Update 2008.May: I discovered by accident there's an item in the File menu to close just the current tab without closing other tabs. This solves my problem on some computers.
Further update: The keyboard shortcut for closing just the current tab is control-W, just like the close-window command on Macintosh, making it easy to remember now.
- The printer works from only the left and middle computers, not from the rightmost computer. So if anyone is working on the rightmost computer and needs to print a file, they have to put it on a diskette or flash drive and load it aback into middle or left computer for printing it.
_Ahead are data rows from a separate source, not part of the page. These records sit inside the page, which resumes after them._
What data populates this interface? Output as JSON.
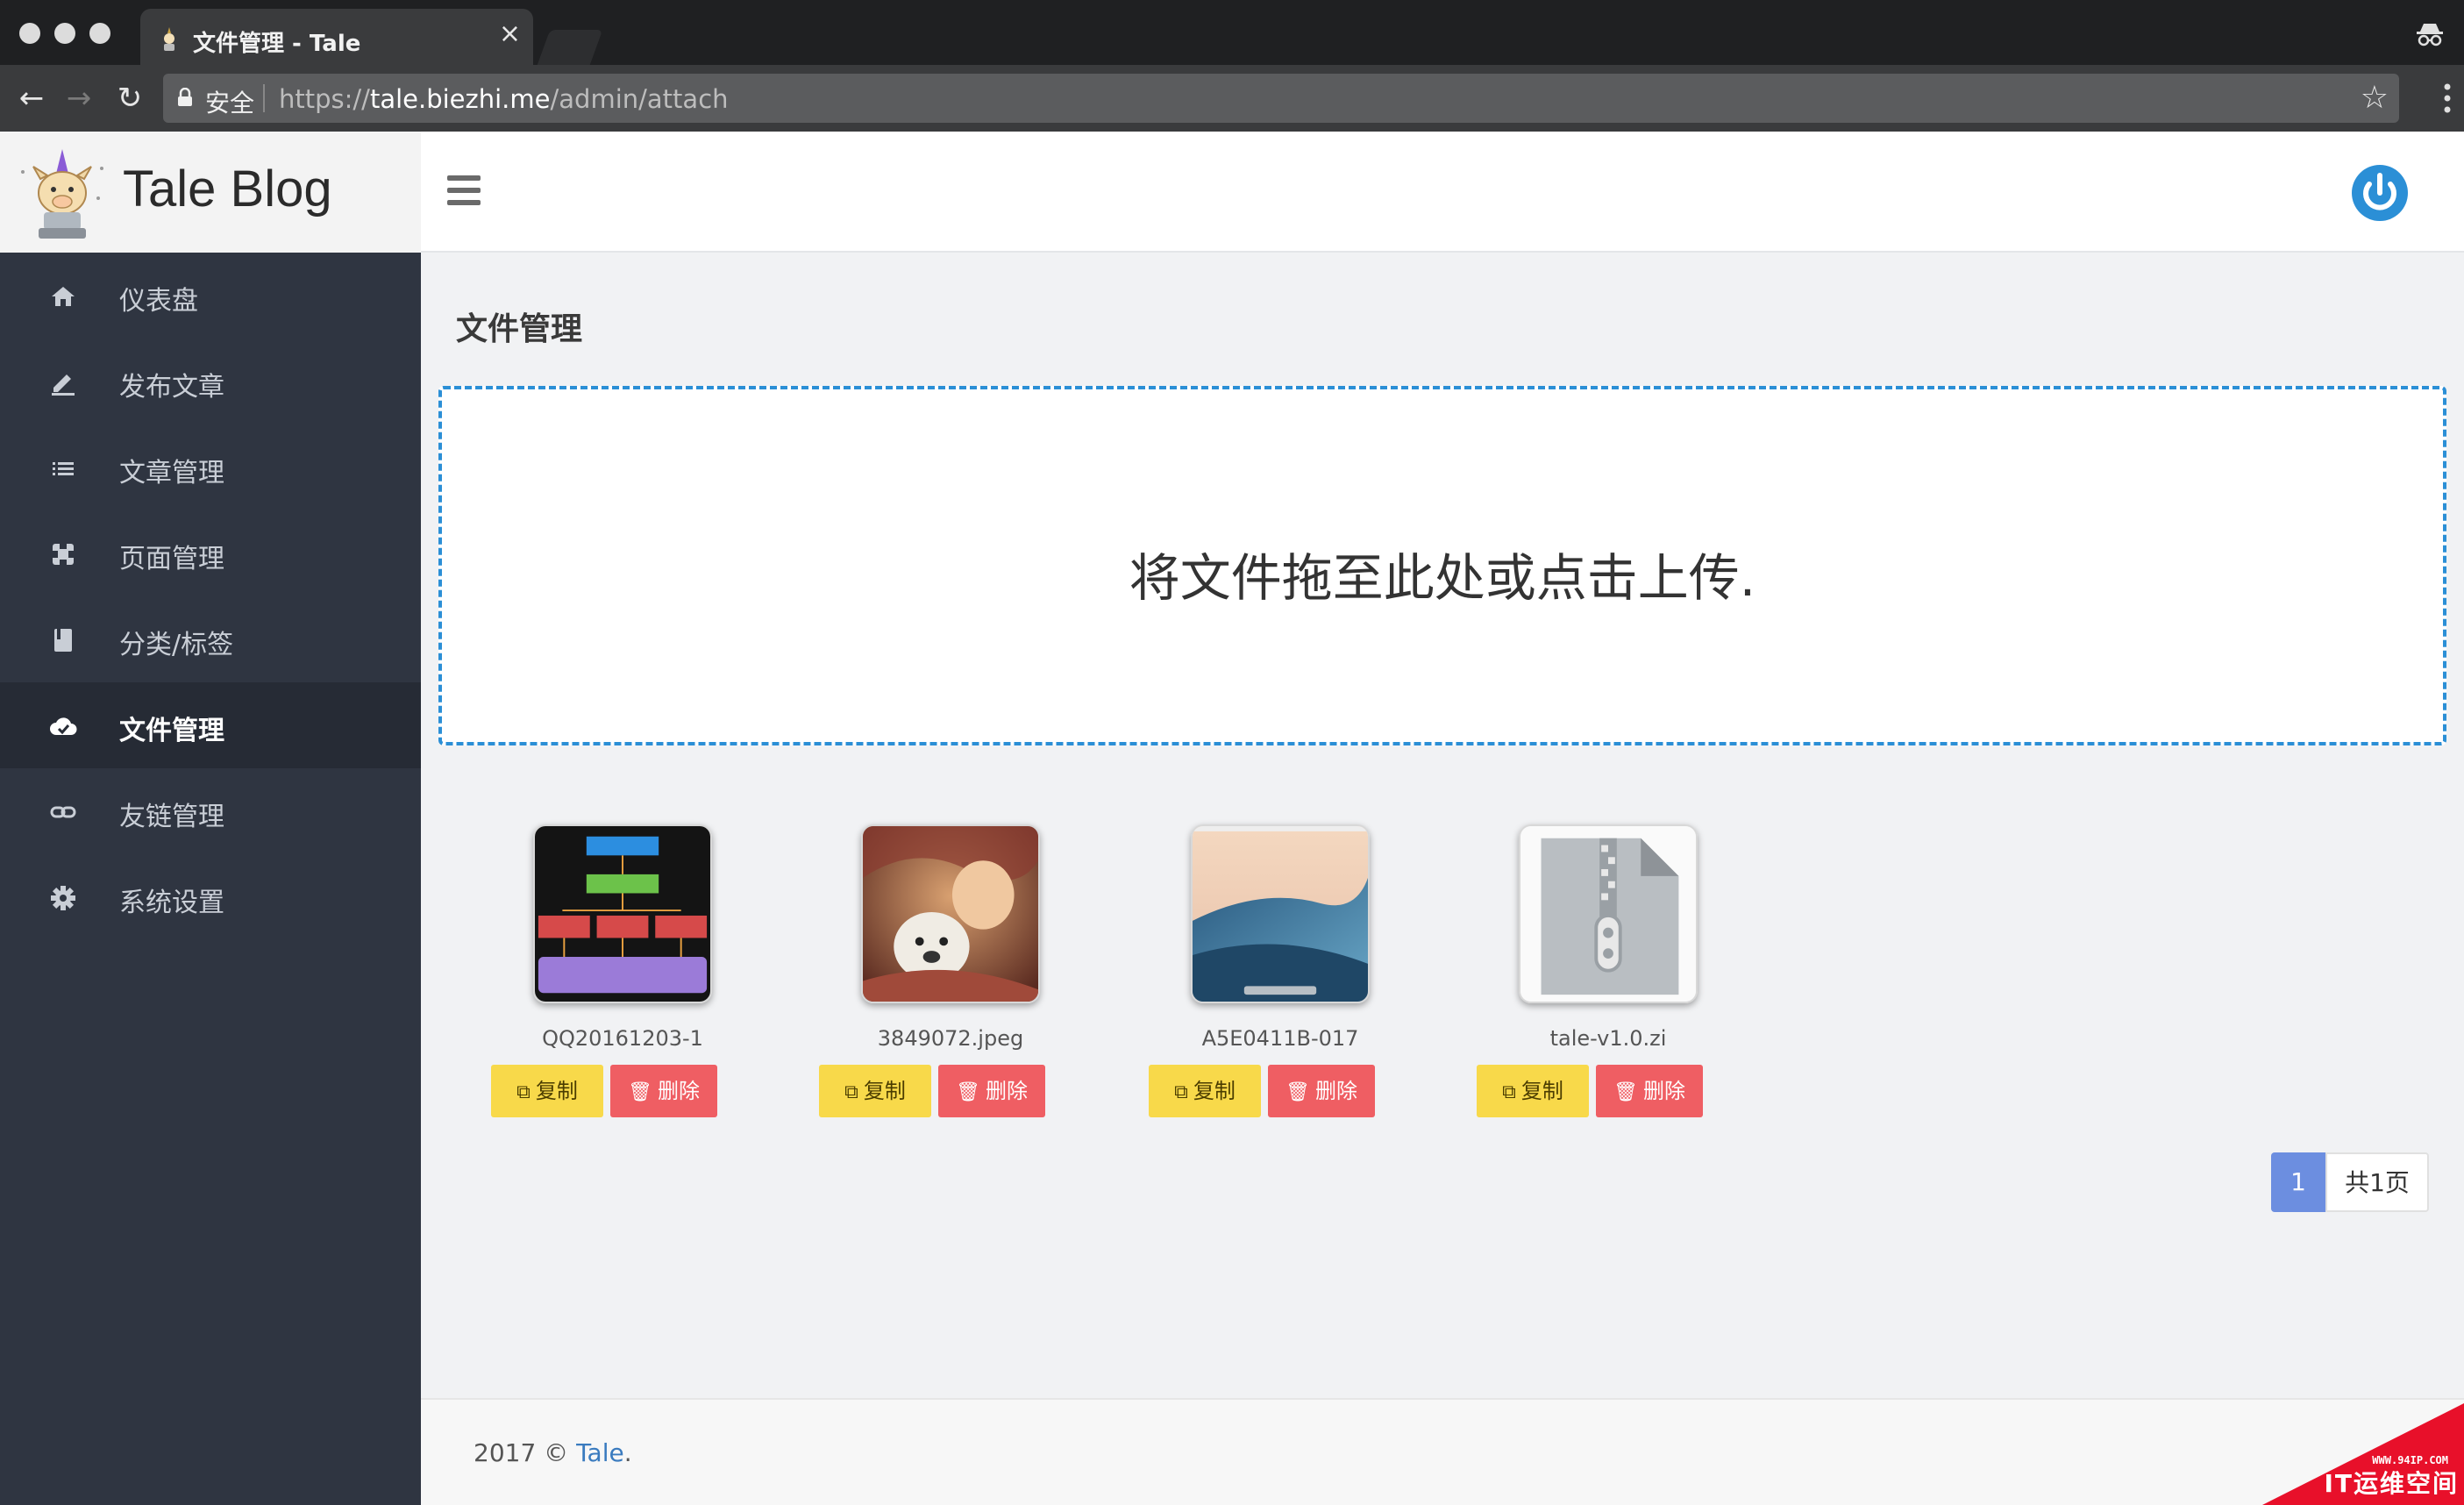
{
  "browser": {
    "tab_title": "文件管理 - Tale",
    "tab_close": "×",
    "secure_label": "安全",
    "url_scheme": "https://",
    "url_host": "tale.biezhi.me",
    "url_path": "/admin/attach",
    "back": "←",
    "forward": "→",
    "reload": "↻",
    "star": "☆"
  },
  "header": {
    "brand": "Tale Blog"
  },
  "sidebar": {
    "items": [
      {
        "label": "仪表盘",
        "icon": "home-icon"
      },
      {
        "label": "发布文章",
        "icon": "pencil-icon"
      },
      {
        "label": "文章管理",
        "icon": "list-icon"
      },
      {
        "label": "页面管理",
        "icon": "pages-icon"
      },
      {
        "label": "分类/标签",
        "icon": "book-icon"
      },
      {
        "label": "文件管理",
        "icon": "cloud-upload-icon",
        "active": true
      },
      {
        "label": "友链管理",
        "icon": "link-icon"
      },
      {
        "label": "系统设置",
        "icon": "gear-icon"
      }
    ]
  },
  "main": {
    "title": "文件管理",
    "dropzone_text": "将文件拖至此处或点击上传.",
    "files": [
      {
        "name": "QQ20161203-1",
        "thumb": "architecture-diagram"
      },
      {
        "name": "3849072.jpeg",
        "thumb": "child-with-dog-photo"
      },
      {
        "name": "A5E0411B-017",
        "thumb": "desktop-wave-screenshot"
      },
      {
        "name": "tale-v1.0.zi",
        "thumb": "zip-archive-icon"
      }
    ],
    "copy_label": "复制",
    "delete_label": "删除",
    "pagination": {
      "current": "1",
      "total": "共1页"
    }
  },
  "footer": {
    "year": "2017 © ",
    "link": "Tale",
    "period": "."
  },
  "watermark": {
    "site": "WWW.94IP.COM",
    "text": "IT运维空间"
  },
  "colors": {
    "sidebar_bg": "#2f3541",
    "accent_blue": "#2b8fd6",
    "copy_yellow": "#f8d94a",
    "delete_red": "#ef5e63",
    "pager_blue": "#6c8ee0"
  }
}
- As of mid-2008 the diskette drive in the rightmost computer no longer works at all, claims all diskettes are unreadable and offers to reformat them. Same diskettes work fine on other computers. Arkadiy wasn't sure to believe me, so I had him try one of his own diskettes, and indeed the right computer couldn't read it either even though the others could. This caused a problem when another user on the rightmost computer needed to print a file she had created there, but didn't have a flash drive. I had to show her how to set up a GeoCities account, upload the file to there under a long name nobody could guess, then recite to me verbally the name while I key it in the center computer to select it, then download to center computer and print from there.
- As of late 2008, the printer was jamming paper so badly that it was replaced with a non-coler printer. But a few weeks later it stopped putting any toner on the paper, printing blank pages instead even though it took nearly a minute per page to pretend to print.